Limitations in Socioenvironmental and Housing Exposures and Asthma Outcomes

Our findings are limited by the inability to assess several socioenvironmental and housing exposures that have well-established associations with childhood asthma but were not assessed in the 2017 NYC KIDS Survey. This includes poor ventilation, air pollution, mold, dampness, and exposure to lead. Another housing characteristic we were unable to assess was whether families resided in public or private housing. The surveys provided zip codes of households rather than geocoded addresses of residential spaces, therefore, giving an imprecise housing characterization of the participants’ homes. Additionally, neighborhood characteristics such as proximity to high-traffic areas and green spaces have also been shown to affect asthma outcomes, but were not recorded or available through the American Community Survey. Lastly, we were unable to examine parental factors, including parental health and history of asthma, due to the limited data on parents in the NYC KIDS survey.

Future Directions

This study revealed that specific characteristics of housing at a population level, including age of buildings and density of apartments within buildings, can impact childhood asthma exacerbations. Neighborhood-level studies and interventions should focus on communities with these characteristics, often a marker for historically less investment in the built environment. Future studies should take a targeted approach and continue to assess which environmental health triggers, such as mold, allergens, and inadequate ventilation drive the greater prevalence of asthma exacerbations among children.

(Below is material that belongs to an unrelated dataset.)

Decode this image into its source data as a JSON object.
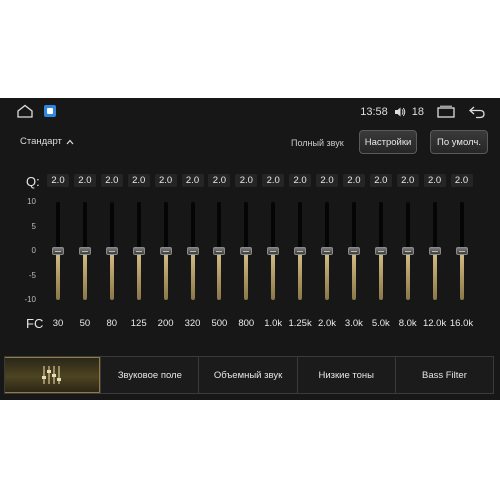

As used in this study, data-driven machine learning techniques can help inform public health practices and policies related to housing interventions to reduce asthma exacerbation among children in NYC. The findings of this study illustrate the significance of neighborhood-level environmental influences that likely contribute to the individual-level residential factors that cause acute asthma exacerbations. The three most influencing drivers in this clustering analysis can aid public health practitioners in targeting interventions at a community level to reduce asthma exacerbation among NYC children. Families who live in neighborhoods with a high proportion of renters, dense apartment buildings, and old building structures are vital areas that could benefit from the prioritization of housing interventions to improve asthma outcomes. Such interventions may include partnering with community-based organizations or Neighborhood Health Action Centers (NHACs) to advocate for community-level interventions and educate providers and families about modifiable, and neighborhood-level risk factors for asthma exacerbations.